Darka semakin pucat saja saat melihat ekspresi Nazhan yang sepertinya akan membeberkan apa yang sudah ia ketahui. Namun, Nazhan sendiri tidak akan tega mengatakan hal itu. Ia mengulum senyum dan berkata, “Kau terlihat sangat cantik. Semakin cantik tiap harinya. Aku mencintaimu.”
Nazhan lalu mencium bibir Puti dengan penuh kasih dan tertawa saat Puti memukul dadanya dengan manja. Sementara itu, Tiara yang melihat hal itu terbatuk kecil. Ia sama sekali tidak menyangka jika Nazhan dan Puti bisa berinteraksi semanis itu di hadapannya. Wajahnya yang mungil bahkan memerah. Darka yang melihat interaksi papa dan mamanya mengernyitkan keningnnya dan berkomentar, “Apa Papa dan Mama bisa berhenti melakukan hal itu? Ketahuilah, itu sangat menjengkelkan.”
Puti yang mendengar hal itu menarik atensinya dari sang suami dan mengarahkannya pada Darka. “Kenapa menjengkelkan?” tanya Puti.
“Karena kalian terlihat sangat menikmati waktu kalian tanpa peduli padaku,” keluh Darka seperti anak kecil. Tiara yang menyadari hal itu terlihat tersenyum tipis. Ia jelas tidak menyangka jika Darka bisa bertingkah seperti itu. Apa mungkin karena Darka tengah berhadapan dengan kedua orang tuanya? Menurut Tiara, Darka memiliki sisi manis di balik tingkah kasarnya.
“Kenapa kau mengeluh pada Papa dan Mama? Sekarang kau sudah memiliki istri, kenapa tidak kau tidak melakukan hal seperti yang kami lakukan bersama istrimu? Toh, kalian sudah halal. Kalian berhak untuk melakukannya,” ucap Nazhan.
Darka pun merengut. Puti pun menatap Tiara yang tampak tidak peduli dengan apa yang dibicarakan oleh mereka dan menatap makanan yang tersaji di atas meja. Puti tersenyum, ia mengerti jika Tiara sudah merasa sangat lapar. Puti pun berkata, “Lebih baik, kita mulai sarapan. Setelah sarapan, kita bisa dengan puas berbicara atau menyusun rencana bagi kalian berdua.”
Tiara sendiri tidak mengatakan apa pun dan menyiapkan alat makan Darka dengan terampil. Tiara melakukan semua itu tanpa diminta oleh Darka, dan Darka sendiri tidak terlihat keberatan saat Tiara melakukan hal itu. Darka mengambil alat makan yang sudah disiapkan oleh Tiara dan makan saat orang tuanya sudah memulai acara makan mereka. Tiara sendiri baru makan saat Darka sudah makan.
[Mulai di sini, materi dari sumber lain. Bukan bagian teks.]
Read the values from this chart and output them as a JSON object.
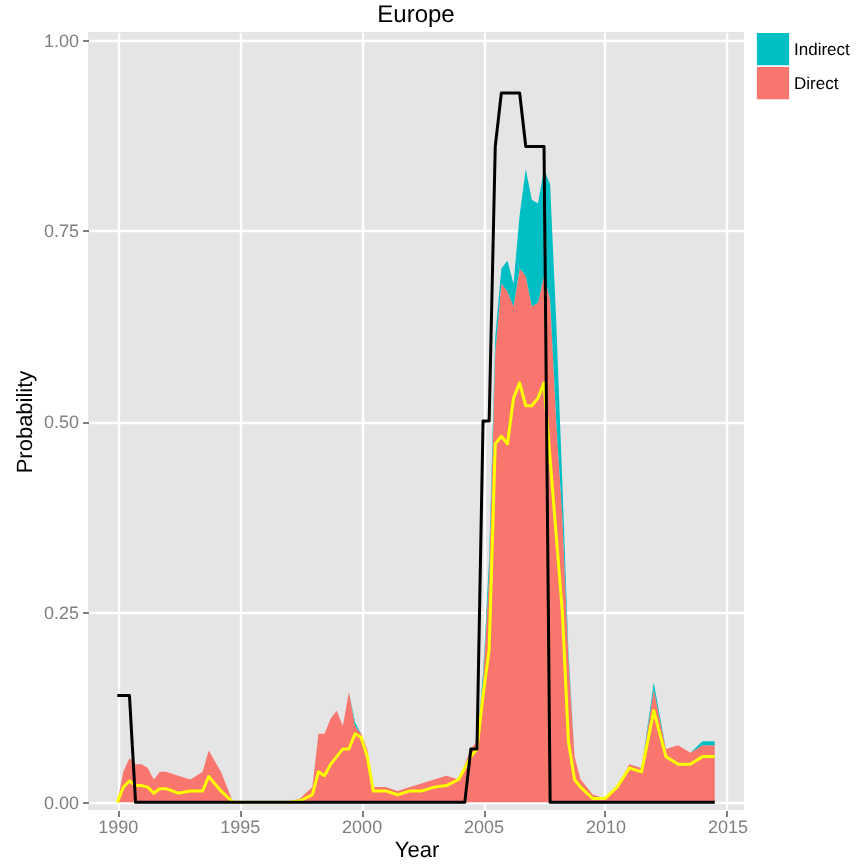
{
  "chart_data": {
    "type": "area",
    "title": "Europe",
    "xlabel": "Year",
    "ylabel": "Probability",
    "stacked": true,
    "legend": "right",
    "grid": true,
    "x": [
      1990,
      1990.25,
      1990.5,
      1990.75,
      1991,
      1991.25,
      1991.5,
      1991.75,
      1992,
      1992.5,
      1993,
      1993.5,
      1993.75,
      1994.25,
      1994.75,
      1995,
      1996,
      1997,
      1997.5,
      1998,
      1998.25,
      1998.5,
      1998.75,
      1999,
      1999.25,
      1999.5,
      1999.75,
      2000,
      2000.25,
      2000.5,
      2001,
      2001.5,
      2002,
      2002.5,
      2003,
      2003.5,
      2004,
      2004.5,
      2004.75,
      2005,
      2005.25,
      2005.5,
      2005.75,
      2006,
      2006.25,
      2006.5,
      2006.75,
      2007,
      2007.25,
      2007.5,
      2007.75,
      2008,
      2008.25,
      2008.5,
      2008.75,
      2009,
      2009.5,
      2010,
      2010.5,
      2011,
      2011.5,
      2012,
      2012.5,
      2013,
      2013.5,
      2014,
      2014.5
    ],
    "series": [
      {
        "name": "Direct",
        "color": "#f8766d",
        "values": [
          0,
          0.04,
          0.058,
          0.05,
          0.05,
          0.045,
          0.03,
          0.04,
          0.04,
          0.035,
          0.03,
          0.04,
          0.068,
          0.04,
          0,
          0,
          0,
          0,
          0.005,
          0.02,
          0.09,
          0.09,
          0.11,
          0.12,
          0.1,
          0.145,
          0.1,
          0.09,
          0.07,
          0.02,
          0.02,
          0.015,
          0.02,
          0.025,
          0.03,
          0.035,
          0.03,
          0.07,
          0.08,
          0.16,
          0.3,
          0.59,
          0.68,
          0.67,
          0.65,
          0.7,
          0.69,
          0.65,
          0.655,
          0.69,
          0.66,
          0.5,
          0.375,
          0.19,
          0.06,
          0.03,
          0.01,
          0.005,
          0.02,
          0.05,
          0.045,
          0.148,
          0.07,
          0.075,
          0.065,
          0.075,
          0.075
        ]
      },
      {
        "name": "Indirect",
        "color": "#00bfc4",
        "values": [
          0,
          0,
          0,
          0,
          0,
          0,
          0,
          0,
          0,
          0,
          0,
          0,
          0,
          0,
          0,
          0,
          0,
          0,
          0,
          0,
          0,
          0,
          0,
          0,
          0,
          0,
          0.005,
          0,
          0,
          0,
          0,
          0,
          0,
          0,
          0,
          0,
          0,
          0,
          0,
          0.01,
          0.02,
          0.02,
          0.02,
          0.04,
          0.03,
          0.07,
          0.14,
          0.14,
          0.13,
          0.14,
          0.15,
          0.13,
          0.045,
          0.01,
          0,
          0,
          0,
          0,
          0,
          0,
          0,
          0.009,
          0,
          0,
          0,
          0.005,
          0.005
        ]
      },
      {
        "type": "line",
        "color": "#ffff00",
        "values": [
          0,
          0.02,
          0.028,
          0.022,
          0.022,
          0.02,
          0.012,
          0.018,
          0.018,
          0.012,
          0.015,
          0.015,
          0.034,
          0.015,
          0,
          0,
          0,
          0,
          0.002,
          0.01,
          0.04,
          0.035,
          0.05,
          0.06,
          0.07,
          0.07,
          0.09,
          0.085,
          0.06,
          0.015,
          0.015,
          0.01,
          0.015,
          0.015,
          0.02,
          0.022,
          0.03,
          0.06,
          0.07,
          0.14,
          0.2,
          0.47,
          0.48,
          0.47,
          0.53,
          0.55,
          0.52,
          0.52,
          0.53,
          0.55,
          0.45,
          0.35,
          0.25,
          0.08,
          0.03,
          0.02,
          0.005,
          0.005,
          0.02,
          0.045,
          0.04,
          0.12,
          0.06,
          0.05,
          0.05,
          0.06,
          0.06
        ]
      },
      {
        "type": "line",
        "color": "#000000",
        "x": [
          1990,
          1990.5,
          1990.75,
          2004.25,
          2004.5,
          2004.75,
          2005,
          2005.25,
          2005.5,
          2005.75,
          2006.5,
          2006.75,
          2007.5,
          2007.75,
          2014.5
        ],
        "values": [
          0.14,
          0.14,
          0,
          0,
          0.07,
          0.07,
          0.5,
          0.5,
          0.86,
          0.93,
          0.93,
          0.86,
          0.86,
          0,
          0
        ]
      }
    ],
    "xlim": [
      1988.8,
      2015.7
    ],
    "xticks": [
      1990,
      1995,
      2000,
      2005,
      2010,
      2015
    ],
    "ylim": [
      -0.01,
      1.01
    ],
    "yticks": [
      {
        "value": 0,
        "label": "0.00"
      },
      {
        "value": 0.25,
        "label": "0.25"
      },
      {
        "value": 0.5,
        "label": "0.50"
      },
      {
        "value": 0.75,
        "label": "0.75"
      },
      {
        "value": 1,
        "label": "1.00"
      }
    ]
  }
}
Tentu saja, etika Tiara sebagai seorang istri tidak terlepas dari pengamatan Puti dan Nazhan. Keduanya yakin jika kemampuan Tiara membaca situasi dan melakukan semua tugasnya dengan terampil, tidak terlepas dari dirinya yang tumbuh besar di panti asuhan. Tiara sendiri bekerja untuk mengasuh anak-anak di panti hingga membuatnya terbiasa dengan tugasnya untuk mengurus urusan rumah tangga. Rasanya, Puti dan Nazhan sama sekali tidak perlu merasa cemas akan Darka, karena keduanya yakin jika Tiara bisa mengurus Nazhan dengan baik.
Tiara sendiri tidak makan terlalu banyak, dan membuat Puti yang melihat hal itu mengernyitkan keningnya. Ia menatap Darka yang fokus dengan makanannya tanpa memperhatikan Tiara. Puti pun berkata, “Darka, ke depannya kamu harus memperhatikan Tiara dengan lebih baik.”
Darka yang mendengar hal itu mengangkat pandangannya. “Memangnya dia kenapa?” tanya Darka.
Puti menatap Darka dengan tajam. “Bukan ‘dia’ tapi, Tiara. Biasakan memanggil istrimu dengan benar!” seru Puti memberikan peringatan pada putranya.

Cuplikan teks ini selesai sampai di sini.